When is diversification a hindrance, rather than a help?

Diversification today may require investors to look beyond traditional labels

Hardeep  Tawakley
clock • 2 min read

Partner Insight: A portfolio invested in equities, high yield corporate bonds, convertible debt and real estate may appear on the surface to be diversified, with each asset sounding very different from the other. The reality however is very different.

This is because these securities may have different labels but they exhibit similar relationships to the economic cycle and so are susceptible to delivering negative performance at the same time, rather than providing the offsetting returns one would hope for from true diversification.

But by looking beyond traditional equity/bond labels, it is possible to build a suitably diversified portfolio from the bottom-up according to Investec Diversified Income fund manager John Stopford. 

Portfolio managers Stopford and Jason Borbora aim to achieve defensive returns by actively diversifying the portfolio from the bottom-up. To help achieve this, they divide assets into three groups: Growth, Defensive, and Uncorrelated, separated according to how their returns are impacted by the economic cycle.

According to the team, for the majority of an economic cycle (c.70% by time) Growth assets will provide positive excess returns, compensating investors for the uncertainty of owning assets reliant on economic growth for their returns. According to the managers, this means that investors, on average, should weight their portfolio risk more towards Growth assets while also maintaining at all times a blend of Defensive and Uncorrelated assets. As the cycle mature, the weighting to Defensive and Uncorrelated assets should increase, recognising that the economic growth engine may start to fail. 

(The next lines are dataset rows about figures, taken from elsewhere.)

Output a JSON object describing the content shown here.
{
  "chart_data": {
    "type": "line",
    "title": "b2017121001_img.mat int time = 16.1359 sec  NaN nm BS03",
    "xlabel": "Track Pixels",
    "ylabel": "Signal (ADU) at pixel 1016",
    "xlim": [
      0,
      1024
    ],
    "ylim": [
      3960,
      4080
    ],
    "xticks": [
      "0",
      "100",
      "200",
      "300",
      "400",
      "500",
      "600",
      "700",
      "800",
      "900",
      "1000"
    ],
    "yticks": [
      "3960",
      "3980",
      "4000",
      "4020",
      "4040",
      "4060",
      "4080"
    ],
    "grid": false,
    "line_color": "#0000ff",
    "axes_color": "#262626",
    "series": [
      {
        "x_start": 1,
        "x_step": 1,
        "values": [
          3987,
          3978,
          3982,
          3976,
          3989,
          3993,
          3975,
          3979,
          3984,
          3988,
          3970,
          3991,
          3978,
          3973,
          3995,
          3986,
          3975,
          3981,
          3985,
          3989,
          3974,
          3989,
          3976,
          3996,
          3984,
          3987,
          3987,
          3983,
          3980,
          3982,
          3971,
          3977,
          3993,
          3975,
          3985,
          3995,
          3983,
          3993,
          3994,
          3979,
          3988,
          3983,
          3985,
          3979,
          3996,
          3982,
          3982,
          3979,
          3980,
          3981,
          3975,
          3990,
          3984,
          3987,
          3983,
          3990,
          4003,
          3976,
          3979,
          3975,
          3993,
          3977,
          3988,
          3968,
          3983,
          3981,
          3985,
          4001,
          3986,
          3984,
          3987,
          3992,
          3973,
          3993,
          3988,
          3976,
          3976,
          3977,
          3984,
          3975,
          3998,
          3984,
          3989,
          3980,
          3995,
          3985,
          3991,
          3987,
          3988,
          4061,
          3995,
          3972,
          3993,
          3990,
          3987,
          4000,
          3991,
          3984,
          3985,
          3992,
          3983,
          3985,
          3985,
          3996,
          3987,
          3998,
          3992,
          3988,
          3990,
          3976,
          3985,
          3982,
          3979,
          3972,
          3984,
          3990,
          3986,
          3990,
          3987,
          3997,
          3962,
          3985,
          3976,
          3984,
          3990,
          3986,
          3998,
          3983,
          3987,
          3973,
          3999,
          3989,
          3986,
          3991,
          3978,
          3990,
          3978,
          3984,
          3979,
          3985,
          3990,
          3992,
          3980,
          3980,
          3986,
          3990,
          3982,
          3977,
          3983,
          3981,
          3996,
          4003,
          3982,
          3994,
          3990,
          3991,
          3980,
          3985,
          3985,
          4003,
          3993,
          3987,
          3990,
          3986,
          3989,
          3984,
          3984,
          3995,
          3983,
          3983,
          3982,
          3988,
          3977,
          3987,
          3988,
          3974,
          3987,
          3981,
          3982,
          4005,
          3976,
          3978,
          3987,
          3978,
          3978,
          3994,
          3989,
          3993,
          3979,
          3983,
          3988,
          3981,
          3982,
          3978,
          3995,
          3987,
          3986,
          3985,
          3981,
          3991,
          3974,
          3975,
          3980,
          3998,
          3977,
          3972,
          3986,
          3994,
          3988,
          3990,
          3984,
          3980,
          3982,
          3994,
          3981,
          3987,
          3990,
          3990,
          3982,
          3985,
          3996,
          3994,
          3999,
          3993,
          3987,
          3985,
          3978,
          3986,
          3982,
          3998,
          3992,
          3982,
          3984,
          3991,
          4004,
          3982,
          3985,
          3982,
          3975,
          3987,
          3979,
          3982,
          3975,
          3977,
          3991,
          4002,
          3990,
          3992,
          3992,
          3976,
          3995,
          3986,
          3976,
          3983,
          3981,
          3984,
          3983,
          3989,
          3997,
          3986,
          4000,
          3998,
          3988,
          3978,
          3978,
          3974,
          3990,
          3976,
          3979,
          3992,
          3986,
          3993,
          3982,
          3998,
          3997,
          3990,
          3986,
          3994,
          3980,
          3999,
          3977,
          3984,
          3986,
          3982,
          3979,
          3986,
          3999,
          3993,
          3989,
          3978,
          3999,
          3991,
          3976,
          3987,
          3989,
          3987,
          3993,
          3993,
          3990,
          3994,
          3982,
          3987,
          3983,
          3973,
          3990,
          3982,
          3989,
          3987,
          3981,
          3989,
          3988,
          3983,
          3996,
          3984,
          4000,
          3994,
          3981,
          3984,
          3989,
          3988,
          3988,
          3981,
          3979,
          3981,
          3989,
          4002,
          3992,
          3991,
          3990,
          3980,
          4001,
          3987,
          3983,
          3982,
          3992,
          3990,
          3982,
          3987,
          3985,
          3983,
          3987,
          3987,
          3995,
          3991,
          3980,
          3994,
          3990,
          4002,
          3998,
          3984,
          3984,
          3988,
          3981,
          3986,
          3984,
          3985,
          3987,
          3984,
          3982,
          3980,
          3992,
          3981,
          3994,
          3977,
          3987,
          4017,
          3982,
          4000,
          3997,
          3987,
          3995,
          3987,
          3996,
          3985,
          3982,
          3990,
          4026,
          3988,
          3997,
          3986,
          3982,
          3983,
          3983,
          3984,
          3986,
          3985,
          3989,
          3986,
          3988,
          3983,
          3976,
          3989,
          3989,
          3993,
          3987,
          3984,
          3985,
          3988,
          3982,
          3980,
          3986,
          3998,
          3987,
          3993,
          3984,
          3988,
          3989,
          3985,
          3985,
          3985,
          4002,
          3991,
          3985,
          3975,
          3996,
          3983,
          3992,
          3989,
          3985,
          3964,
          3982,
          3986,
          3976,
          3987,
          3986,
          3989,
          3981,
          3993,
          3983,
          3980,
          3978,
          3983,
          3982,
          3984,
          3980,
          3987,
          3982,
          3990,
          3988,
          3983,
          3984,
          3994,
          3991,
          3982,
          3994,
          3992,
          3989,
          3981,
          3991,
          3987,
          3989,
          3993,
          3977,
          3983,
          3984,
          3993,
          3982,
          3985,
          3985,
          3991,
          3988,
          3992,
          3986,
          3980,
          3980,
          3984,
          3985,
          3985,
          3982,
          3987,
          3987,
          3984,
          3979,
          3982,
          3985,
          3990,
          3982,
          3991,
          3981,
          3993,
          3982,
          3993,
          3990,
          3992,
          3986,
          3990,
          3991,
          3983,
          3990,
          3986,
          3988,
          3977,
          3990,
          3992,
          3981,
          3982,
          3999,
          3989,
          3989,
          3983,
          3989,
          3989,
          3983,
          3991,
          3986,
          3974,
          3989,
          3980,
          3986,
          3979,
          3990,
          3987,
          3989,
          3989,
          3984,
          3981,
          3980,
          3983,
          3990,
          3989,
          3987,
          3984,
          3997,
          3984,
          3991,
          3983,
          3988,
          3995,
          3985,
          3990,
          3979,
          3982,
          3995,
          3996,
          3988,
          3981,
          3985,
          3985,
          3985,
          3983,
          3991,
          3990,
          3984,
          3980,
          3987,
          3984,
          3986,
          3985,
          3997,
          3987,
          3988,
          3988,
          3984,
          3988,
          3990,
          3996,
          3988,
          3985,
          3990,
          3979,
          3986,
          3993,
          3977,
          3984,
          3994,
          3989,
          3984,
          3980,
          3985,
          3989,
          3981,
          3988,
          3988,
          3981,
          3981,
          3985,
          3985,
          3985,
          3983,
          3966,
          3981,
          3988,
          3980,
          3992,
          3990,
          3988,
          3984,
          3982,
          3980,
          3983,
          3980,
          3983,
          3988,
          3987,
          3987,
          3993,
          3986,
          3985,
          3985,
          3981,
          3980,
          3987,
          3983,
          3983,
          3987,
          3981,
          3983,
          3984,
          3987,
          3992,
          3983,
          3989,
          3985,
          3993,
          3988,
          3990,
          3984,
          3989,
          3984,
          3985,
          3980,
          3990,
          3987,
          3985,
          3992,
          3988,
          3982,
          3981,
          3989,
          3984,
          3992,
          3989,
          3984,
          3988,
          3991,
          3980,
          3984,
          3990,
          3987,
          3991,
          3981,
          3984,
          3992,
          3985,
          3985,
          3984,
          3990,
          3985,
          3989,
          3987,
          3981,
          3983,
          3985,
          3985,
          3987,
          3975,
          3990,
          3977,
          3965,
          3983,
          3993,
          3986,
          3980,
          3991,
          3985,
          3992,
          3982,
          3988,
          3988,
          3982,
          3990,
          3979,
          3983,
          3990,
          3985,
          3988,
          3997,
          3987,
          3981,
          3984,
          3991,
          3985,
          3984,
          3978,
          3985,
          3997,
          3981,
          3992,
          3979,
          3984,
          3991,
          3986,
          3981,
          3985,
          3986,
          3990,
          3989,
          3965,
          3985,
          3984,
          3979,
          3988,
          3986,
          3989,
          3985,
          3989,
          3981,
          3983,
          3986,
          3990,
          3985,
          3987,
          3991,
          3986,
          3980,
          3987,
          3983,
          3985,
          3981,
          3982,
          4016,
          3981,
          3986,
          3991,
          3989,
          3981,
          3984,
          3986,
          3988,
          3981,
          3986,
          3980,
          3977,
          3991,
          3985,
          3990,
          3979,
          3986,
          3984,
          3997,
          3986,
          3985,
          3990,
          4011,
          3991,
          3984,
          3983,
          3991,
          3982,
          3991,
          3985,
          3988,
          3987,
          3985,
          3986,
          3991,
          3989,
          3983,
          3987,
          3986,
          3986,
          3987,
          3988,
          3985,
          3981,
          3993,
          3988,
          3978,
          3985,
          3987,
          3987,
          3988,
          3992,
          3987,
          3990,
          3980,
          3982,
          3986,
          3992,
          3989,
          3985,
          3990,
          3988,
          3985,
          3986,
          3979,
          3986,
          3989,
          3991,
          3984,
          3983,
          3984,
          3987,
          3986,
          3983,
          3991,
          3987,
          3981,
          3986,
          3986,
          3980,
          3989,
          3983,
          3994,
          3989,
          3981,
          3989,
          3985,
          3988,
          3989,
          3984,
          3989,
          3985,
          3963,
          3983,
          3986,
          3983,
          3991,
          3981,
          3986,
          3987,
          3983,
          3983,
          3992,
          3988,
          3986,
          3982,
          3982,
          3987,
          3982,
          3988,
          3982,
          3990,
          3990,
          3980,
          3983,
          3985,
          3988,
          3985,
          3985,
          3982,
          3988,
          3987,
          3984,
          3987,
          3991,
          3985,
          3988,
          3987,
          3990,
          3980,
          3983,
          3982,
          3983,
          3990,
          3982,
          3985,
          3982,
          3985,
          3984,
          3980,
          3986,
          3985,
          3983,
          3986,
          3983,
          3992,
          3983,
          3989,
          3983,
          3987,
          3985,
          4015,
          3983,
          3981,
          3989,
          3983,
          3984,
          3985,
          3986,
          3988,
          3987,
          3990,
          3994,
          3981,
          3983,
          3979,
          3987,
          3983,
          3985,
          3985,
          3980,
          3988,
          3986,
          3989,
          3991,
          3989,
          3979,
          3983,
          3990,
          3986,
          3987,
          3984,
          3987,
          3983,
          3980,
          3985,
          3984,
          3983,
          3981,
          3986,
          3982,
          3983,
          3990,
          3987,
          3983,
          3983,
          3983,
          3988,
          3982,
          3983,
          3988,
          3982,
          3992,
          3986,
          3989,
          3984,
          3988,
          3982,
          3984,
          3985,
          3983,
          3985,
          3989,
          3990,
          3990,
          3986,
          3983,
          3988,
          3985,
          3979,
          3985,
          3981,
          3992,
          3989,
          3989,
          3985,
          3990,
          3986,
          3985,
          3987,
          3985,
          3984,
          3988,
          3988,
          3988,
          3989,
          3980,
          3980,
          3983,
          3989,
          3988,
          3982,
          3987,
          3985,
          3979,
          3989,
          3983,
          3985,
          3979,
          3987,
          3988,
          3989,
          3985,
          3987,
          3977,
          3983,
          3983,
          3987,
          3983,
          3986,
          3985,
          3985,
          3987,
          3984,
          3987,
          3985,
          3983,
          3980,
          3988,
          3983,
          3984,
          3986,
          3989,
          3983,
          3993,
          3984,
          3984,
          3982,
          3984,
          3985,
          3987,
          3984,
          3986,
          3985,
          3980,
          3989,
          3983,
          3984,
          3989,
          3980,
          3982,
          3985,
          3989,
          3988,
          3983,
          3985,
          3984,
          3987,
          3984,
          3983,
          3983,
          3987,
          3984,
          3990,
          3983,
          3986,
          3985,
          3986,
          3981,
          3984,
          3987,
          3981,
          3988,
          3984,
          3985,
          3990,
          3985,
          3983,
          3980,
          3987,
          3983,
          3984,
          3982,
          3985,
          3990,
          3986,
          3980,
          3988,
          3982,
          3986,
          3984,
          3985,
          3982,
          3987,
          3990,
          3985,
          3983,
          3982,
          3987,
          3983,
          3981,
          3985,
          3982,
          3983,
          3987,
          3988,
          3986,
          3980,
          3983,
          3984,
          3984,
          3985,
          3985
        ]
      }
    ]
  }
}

This investment approach is just one part of the Investec Diversified Income fund's non-traditional approach to diversification that aims to deliver a defensive' return alongside some capital growth to investors in even the most uncertain of economic environments. They aim to achieve this alongside 'bond-like' volatility. 

Over the past five years, the fund has been able to reduce risk and produce a less concentrated income stream, while maintaining its target yield requirement by using this strategy.